Sub-Roles and why the game feels different even before balance
The Sub-Role system is the highest-impact feel change for returning players because it shifts baseline expectations inside Tank, Damage, and Support. Even if a hero kit is unchanged on paper, the passive identity layer changes how they hold space, how they recover, and how they interact with tempo. The important nuance is that Sub-Roles are meant to be tuned over time, not locked forever, so Season 1 is the start of a new ruleset layer and early-season match feel is expected to evolve as Blizzard iterates on it.
UI/UX changes that affect daily play
The Season 1 UI refresh is not just visual. It changes where information lives, how quickly you reach modes, how seasonal systems are surfaced, and how the game presents your hero identity in the lobby. For returning players, this is why the game can feel different before you even queue: navigation habits change, event tracking is more prominent, and the overall flow is built to support a new year-long story and event cadence rather than a simple battle pass update.
What this means for players coming back

If you want the practical summary: the relaunch is not a nostalgic rollback and it is not a small seasonal patch. It is a reset of the yearly framing, a new meta event layer, and a new role identity system delivered alongside a UI refresh. That combination is why the game feels like "Overwatch again" in marketing language while still being a modern live platform rather than a 2016 ruleset.
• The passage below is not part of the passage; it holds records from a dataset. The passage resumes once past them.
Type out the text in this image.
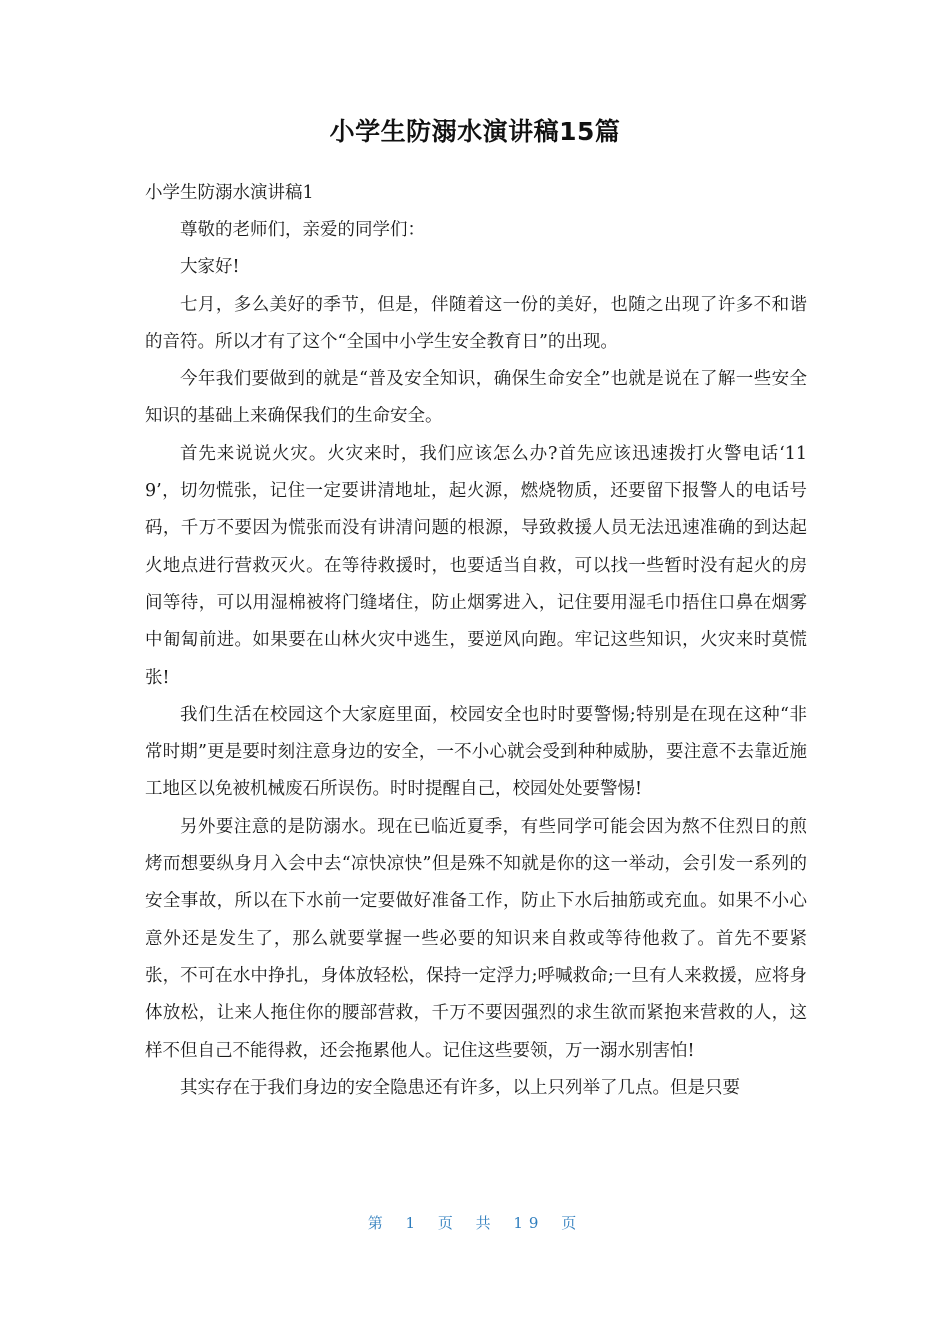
小学生防溺水演讲稿15篇

小学生防溺水演讲稿1

尊敬的老师们，亲爱的同学们：

大家好!

七月，多么美好的季节，但是，伴随着这一份的美好，也随之出现了许多不和谐的音符。所以才有了这个“全国中小学生安全教育日”的出现。

今年我们要做到的就是“普及安全知识，确保生命安全”也就是说在了解一些安全知识的基础上来确保我们的生命安全。

首先来说说火灾。火灾来时，我们应该怎么办?首先应该迅速拨打火警电话‘119’，切勿慌张，记住一定要讲清地址，起火源，燃烧物质，还要留下报警人的电话号码，千万不要因为慌张而没有讲清问题的根源，导致救援人员无法迅速准确的到达起火地点进行营救灭火。在等待救援时，也要适当自救，可以找一些暂时没有起火的房间等待，可以用湿棉被将门缝堵住，防止烟雾进入，记住要用湿毛巾捂住口鼻在烟雾中匍匐前进。如果要在山林火灾中逃生，要逆风向跑。牢记这些知识，火灾来时莫慌张!

我们生活在校园这个大家庭里面，校园安全也时时要警惕;特别是在现在这种“非常时期”更是要时刻注意身边的安全，一不小心就会受到种种威胁，要注意不去靠近施工地区以免被机械废石所误伤。时时提醒自己，校园处处要警惕!

另外要注意的是防溺水。现在已临近夏季，有些同学可能会因为熬不住烈日的煎烤而想要纵身月入会中去“凉快凉快”但是殊不知就是你的这一举动，会引发一系列的安全事故，所以在下水前一定要做好准备工作，防止下水后抽筋或充血。如果不小心意外还是发生了，那么就要掌握一些必要的知识来自救或等待他救了。首先不要紧张，不可在水中挣扎，身体放轻松，保持一定浮力;呼喊救命;一旦有人来救援，应将身体放松，让来人拖住你的腰部营救，千万不要因强烈的求生欲而紧抱来营救的人，这样不但自己不能得救，还会拖累他人。记住这些要领，万一溺水别害怕!

其实存在于我们身边的安全隐患还有许多，以上只列举了几点。但是只要

第 1 页 共 19 页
For your first week back, treat Season 1 as a new baseline. Learn the Sub-Roles and the Conquest weekly structure first, because they affect every match and every week. Then decide whether you want to engage with the meta event rewards or ignore them. The biggest returning-player trap is assuming the name change is the change; the real change is the new seasonal structure layered on top of the same core shooter.
Conclusion
Season 1 drops the "2" as part of a relaunch and uses the rebrand to signal a single long-running Overwatch platform rather than a sequel era. The real change is structural: a year-long story framework, a five-week Conquest meta-event with weekly passes and controlled faction switching, and Sub-Roles that redefine role identity through new passive behavior. The UI/navigation refresh and expanded information surfaces change how you track systems and make decisions before you even queue. Treat this as a new baseline season, not a normal rollover.
For returning players, the fastest adaptation path is to learn the Sub-Role passive logic and the Conquest weekly loop first, because they affect every match and every week. Do not assume the name change means gameplay reverted to 2016; the season is built around ongoing iteration and a new cadence of systems layered on top of the same core shooter. Use the Added/Changed/Removed table as a checklist to update your expectations: what is new, what rules moved, and what habits are now outdated. Once those pieces click, the relaunch feels coherent and the rebrand stops looking like a cosmetic rename.